Be prepared to meet three unforgettable women:
Twenty-two-year-old Skeeter has just returned home after graduating from Ole Miss. She may have a degree, but it is 1962, Mississippi, and her mother will not be happy till Skeeter has a ring on her finger. Skeeter would normally find solace with her beloved maid Constantine, the woman who raised her, but Constantine has disappeared and no one will tell Skeeter where she has gone.
Aibileen is a black maid, a wise, regal woman raising her seventeenth white child. Something has shifted inside her after the loss of her own son, who died while his bosses looked the other way. She is devoted to the little girl she looks after, though she knows both their hearts may be broken.
Minny, Aibileen’s best friend, is short, fat, and perhaps the sassiest woman in Mississippi. She can cook like nobody’s business, but she can’t mind her tongue, so she’s lost yet another job. Minny finally finds a position working for someone too new to town to know her reputation. But her new boss has secrets of her own.
Seemingly as different from one another as can be, these women will nonetheless come together for a clandestine project that will put them all at risk. And why? Because they are suffocating within the lines that define their town and their times. And sometimes lines are made to be crossed.
In pitch-perfect voices, Kathryn Stockett creates three extraordinary women whose determination to start a movement of their own forever changes a town, and the way women—mothers, daughters, caregivers, friends—view one another. A deeply moving novel filled with poignancy, humor, and hope, The Help is a timeless and universal story about the lines we abide by, and the ones we don’t.
The Help is about a white women who views the mistreatment of the black help from the white upper class families around her in Mississippi, and is determined to make their stories known to the world.
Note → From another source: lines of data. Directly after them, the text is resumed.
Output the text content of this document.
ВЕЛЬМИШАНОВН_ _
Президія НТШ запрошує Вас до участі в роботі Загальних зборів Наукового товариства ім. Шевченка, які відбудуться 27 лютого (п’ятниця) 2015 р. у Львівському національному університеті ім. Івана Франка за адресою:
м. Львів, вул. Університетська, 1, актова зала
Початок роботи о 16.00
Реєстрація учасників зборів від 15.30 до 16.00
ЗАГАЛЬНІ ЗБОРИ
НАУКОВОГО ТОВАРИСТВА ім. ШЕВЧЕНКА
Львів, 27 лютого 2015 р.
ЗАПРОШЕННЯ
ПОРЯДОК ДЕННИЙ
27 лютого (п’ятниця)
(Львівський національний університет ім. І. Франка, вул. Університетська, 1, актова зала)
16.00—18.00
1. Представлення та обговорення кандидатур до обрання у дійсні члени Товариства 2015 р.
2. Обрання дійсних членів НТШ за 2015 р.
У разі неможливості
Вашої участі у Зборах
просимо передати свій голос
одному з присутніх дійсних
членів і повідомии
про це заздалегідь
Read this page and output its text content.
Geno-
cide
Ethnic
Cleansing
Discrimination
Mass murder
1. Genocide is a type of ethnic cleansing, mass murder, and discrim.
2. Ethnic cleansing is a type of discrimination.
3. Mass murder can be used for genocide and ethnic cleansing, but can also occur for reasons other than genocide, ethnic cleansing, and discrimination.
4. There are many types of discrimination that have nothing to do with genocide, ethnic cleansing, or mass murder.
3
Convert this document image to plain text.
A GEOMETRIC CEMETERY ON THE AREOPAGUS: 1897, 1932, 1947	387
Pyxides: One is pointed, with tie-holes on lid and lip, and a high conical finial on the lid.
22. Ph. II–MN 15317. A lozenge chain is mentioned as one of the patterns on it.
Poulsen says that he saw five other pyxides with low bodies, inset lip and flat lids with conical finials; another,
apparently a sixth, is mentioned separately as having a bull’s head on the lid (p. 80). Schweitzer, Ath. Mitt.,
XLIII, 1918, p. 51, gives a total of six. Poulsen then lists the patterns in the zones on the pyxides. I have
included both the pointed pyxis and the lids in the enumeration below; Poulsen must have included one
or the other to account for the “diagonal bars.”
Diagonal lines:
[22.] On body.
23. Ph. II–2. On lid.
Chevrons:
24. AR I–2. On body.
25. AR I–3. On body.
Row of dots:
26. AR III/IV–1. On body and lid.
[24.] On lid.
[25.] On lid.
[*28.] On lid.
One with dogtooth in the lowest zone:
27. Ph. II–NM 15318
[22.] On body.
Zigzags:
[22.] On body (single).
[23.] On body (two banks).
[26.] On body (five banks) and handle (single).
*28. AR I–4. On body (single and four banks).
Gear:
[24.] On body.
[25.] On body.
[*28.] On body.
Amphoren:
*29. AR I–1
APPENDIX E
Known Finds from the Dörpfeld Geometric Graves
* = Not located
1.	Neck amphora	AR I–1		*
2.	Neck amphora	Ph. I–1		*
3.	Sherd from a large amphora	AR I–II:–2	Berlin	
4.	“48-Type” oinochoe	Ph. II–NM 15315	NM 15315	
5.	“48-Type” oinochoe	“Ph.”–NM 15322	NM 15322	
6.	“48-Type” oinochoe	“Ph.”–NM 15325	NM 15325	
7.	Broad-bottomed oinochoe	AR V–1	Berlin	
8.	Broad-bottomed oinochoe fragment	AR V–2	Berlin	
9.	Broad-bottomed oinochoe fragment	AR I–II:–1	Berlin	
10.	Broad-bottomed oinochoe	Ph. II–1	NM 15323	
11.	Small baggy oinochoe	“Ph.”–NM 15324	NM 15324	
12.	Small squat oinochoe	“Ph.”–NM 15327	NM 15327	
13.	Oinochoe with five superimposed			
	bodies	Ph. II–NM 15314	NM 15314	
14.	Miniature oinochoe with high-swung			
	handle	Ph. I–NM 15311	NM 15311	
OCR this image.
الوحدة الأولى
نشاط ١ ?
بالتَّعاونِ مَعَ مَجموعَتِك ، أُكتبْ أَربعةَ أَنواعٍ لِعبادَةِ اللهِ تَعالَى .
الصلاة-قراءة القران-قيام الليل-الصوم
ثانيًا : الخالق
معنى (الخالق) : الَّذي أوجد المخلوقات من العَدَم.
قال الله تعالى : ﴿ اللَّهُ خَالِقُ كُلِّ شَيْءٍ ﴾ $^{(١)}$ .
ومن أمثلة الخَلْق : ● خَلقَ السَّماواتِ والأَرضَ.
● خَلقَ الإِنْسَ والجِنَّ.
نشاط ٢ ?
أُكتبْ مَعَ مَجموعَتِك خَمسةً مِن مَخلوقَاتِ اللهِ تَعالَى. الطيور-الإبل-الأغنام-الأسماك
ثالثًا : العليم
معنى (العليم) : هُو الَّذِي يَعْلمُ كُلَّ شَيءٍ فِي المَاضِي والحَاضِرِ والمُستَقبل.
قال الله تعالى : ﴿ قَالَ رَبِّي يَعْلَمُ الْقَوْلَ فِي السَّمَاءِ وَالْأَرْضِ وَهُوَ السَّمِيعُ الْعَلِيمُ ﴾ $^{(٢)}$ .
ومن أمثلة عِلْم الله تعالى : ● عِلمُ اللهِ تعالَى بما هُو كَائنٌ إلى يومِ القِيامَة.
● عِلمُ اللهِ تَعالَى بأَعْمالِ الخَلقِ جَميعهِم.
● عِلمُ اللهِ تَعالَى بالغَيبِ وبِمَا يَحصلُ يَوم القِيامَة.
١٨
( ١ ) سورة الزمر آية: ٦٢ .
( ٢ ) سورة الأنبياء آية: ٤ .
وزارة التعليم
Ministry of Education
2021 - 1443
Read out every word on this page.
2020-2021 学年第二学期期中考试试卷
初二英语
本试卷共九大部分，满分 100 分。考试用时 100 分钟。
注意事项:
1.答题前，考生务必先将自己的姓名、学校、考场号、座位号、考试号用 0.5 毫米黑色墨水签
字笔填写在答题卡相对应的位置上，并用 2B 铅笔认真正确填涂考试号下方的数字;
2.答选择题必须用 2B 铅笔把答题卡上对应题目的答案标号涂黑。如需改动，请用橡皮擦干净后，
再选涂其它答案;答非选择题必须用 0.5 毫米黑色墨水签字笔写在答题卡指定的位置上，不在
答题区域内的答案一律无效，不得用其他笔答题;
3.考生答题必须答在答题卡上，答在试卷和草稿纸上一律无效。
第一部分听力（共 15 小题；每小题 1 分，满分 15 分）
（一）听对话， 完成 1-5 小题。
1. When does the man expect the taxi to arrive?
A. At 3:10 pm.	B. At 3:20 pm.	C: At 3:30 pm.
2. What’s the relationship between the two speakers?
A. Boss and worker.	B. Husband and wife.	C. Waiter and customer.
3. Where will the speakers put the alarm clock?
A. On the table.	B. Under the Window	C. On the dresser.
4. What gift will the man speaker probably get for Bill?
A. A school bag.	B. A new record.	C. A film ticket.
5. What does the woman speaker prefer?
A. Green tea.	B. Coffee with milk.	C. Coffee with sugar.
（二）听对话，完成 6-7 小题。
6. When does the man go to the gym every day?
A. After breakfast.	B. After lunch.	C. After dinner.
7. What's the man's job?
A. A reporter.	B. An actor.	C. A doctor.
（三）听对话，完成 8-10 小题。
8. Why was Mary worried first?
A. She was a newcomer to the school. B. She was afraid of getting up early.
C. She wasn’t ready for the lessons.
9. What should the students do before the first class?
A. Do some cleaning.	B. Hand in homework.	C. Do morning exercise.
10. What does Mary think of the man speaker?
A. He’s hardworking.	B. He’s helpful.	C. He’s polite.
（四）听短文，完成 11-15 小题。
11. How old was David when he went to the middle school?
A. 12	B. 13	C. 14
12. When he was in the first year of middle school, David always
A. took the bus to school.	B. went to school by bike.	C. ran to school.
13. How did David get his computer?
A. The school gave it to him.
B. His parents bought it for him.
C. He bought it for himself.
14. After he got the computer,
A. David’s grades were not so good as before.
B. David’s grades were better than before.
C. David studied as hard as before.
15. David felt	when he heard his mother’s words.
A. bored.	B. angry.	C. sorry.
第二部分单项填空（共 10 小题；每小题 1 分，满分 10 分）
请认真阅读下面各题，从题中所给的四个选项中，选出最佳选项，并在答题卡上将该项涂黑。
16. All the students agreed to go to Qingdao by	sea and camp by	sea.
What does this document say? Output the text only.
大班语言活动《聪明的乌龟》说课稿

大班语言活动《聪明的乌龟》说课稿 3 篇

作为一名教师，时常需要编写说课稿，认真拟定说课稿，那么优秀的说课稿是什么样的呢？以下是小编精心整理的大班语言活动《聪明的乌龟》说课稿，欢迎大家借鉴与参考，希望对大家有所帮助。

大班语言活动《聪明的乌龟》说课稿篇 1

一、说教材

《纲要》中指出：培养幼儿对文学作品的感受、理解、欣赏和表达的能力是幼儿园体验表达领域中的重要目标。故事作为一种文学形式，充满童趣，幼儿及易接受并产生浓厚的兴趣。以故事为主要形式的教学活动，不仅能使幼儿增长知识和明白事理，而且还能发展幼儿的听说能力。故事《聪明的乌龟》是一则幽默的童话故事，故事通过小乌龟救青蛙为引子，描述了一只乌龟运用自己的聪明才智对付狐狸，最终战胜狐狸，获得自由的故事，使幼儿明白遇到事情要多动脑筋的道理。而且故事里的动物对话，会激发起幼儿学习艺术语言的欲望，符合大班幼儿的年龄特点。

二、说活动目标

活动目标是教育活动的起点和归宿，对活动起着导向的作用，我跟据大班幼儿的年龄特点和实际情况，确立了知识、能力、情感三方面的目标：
The story makes even more of impact with the timing, during the brink of the Civil Rights Movement.
What a impressive first novel for Kathryn Stockett. I loved this book! The Help paints a picture of what life was like during those times. I went through so many emotions while reading this one. I couldn't imagine feeling powerless, like these women felt. I cannot say enough how well written this book is. I felt I was in the kitchen with them, I could smell the southern food, and I could feel there dejection. I laughed while reading it, and I had to stop sometimes because I was so spitting mad, that's a testament to how great this book is.
The characters whether they were ones you liked or not were well written. I immediately felt drawn to Minny. I admired her spirit, and her cheered her rebellion. On the other hand, the white women who employed them reminded me of sheep, all following a way of life they were taught to believe, not thinking for themselves, and for that I pitied them. Not all of them were that way, which gave it a true, authentic feel to it, because though I'm sure many were, I know many were considered good, fair employers.
I cannot recommend The Help enough! If you haven't read it, you are missing out on a fantastic book, that is sure to be a classic.